Dropping Out: Why Are Students Leaving Junior High in China’s Poor Rural Areas?

Despite both requirements of and support for universal education up to grade 9, there are concerning reports that China is still suffering from high and maybe even rising dropout rates in some poor rural areas. Unfortunately, besides aggregated statistics from the Ministry of Education (which show almost universal compliance with the nine year compulsory education law), there is little independent, survey-based evidence on the nature of dropout in China. Between 2009 and 2010 we surveyed over 7,800 grade 7, 8, and 9 students from 46 randomly selected junior high schools in four counties in two provinces in North and Northwest China to measure the dropout rate.
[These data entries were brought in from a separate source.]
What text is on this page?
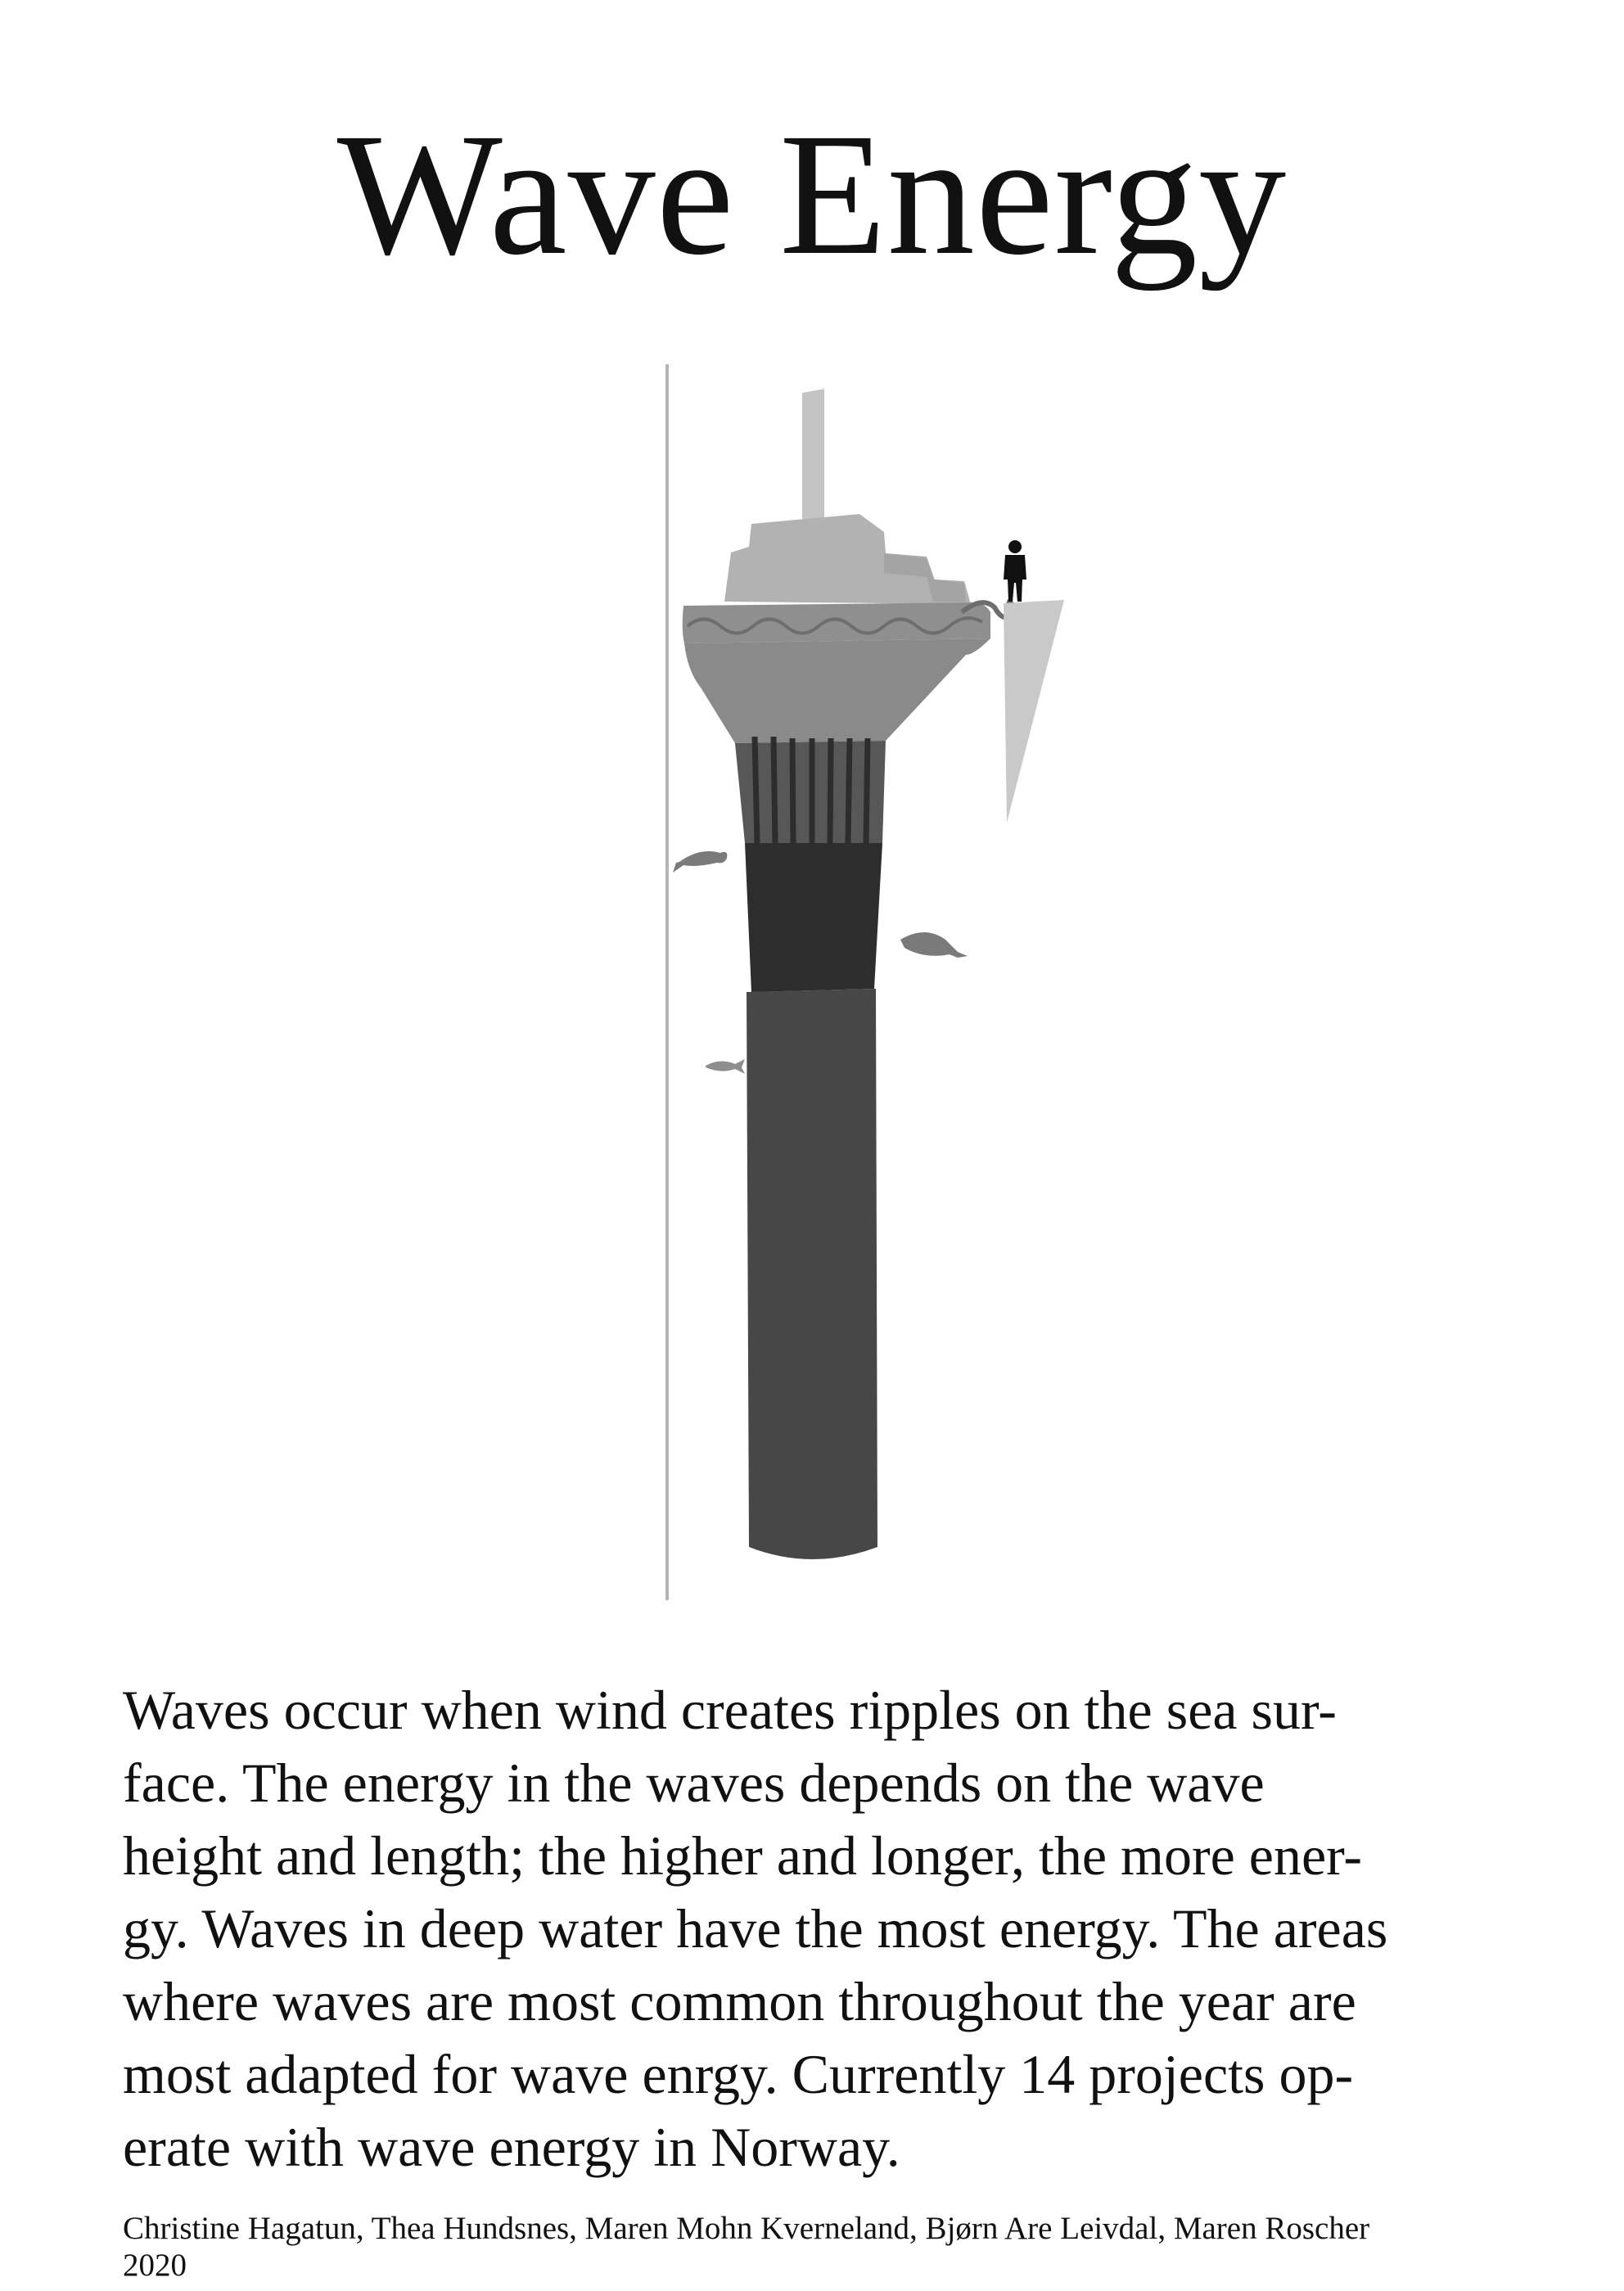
Wave Energy

Waves occur when wind creates ripples on the sea sur-
face. The energy in the waves depends on the wave
height and length; the higher and longer, the more ener-
gy. Waves in deep water have the most energy. The areas
where waves are most common throughout the year are
most adapted for wave enrgy. Currently 14 projects op-
erate with wave energy in Norway.

Christine Hagatun, Thea Hundsnes, Maren Mohn Kverneland, Bjørn Are Leivdal, Maren Roscher
2020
We also used the survey data to examine the factors that are correlated with dropping out, such as the opportunity cost of going to school, household poverty, and poor academic performance. According to the study’s findings, dropout rates between grade 7 and grade 8 reached 5.7 percent; dropout rates between grade 8 and grade 9 reached 9.0 percent. This means of the total number of students that matriculated into junior high school (those who were attending school during the first month of the first term of grade 7), 14.2 percent had left school by the first month of grade 9. Dropout rates were even higher for students that were older, from poorer families (and families in which the parents were not healthy), or were performing more poorly academically. We conclude that although the government’s policy of reducing tuition and fees for junior high students may be necessary, it is not sufficient to solve the dropout problem.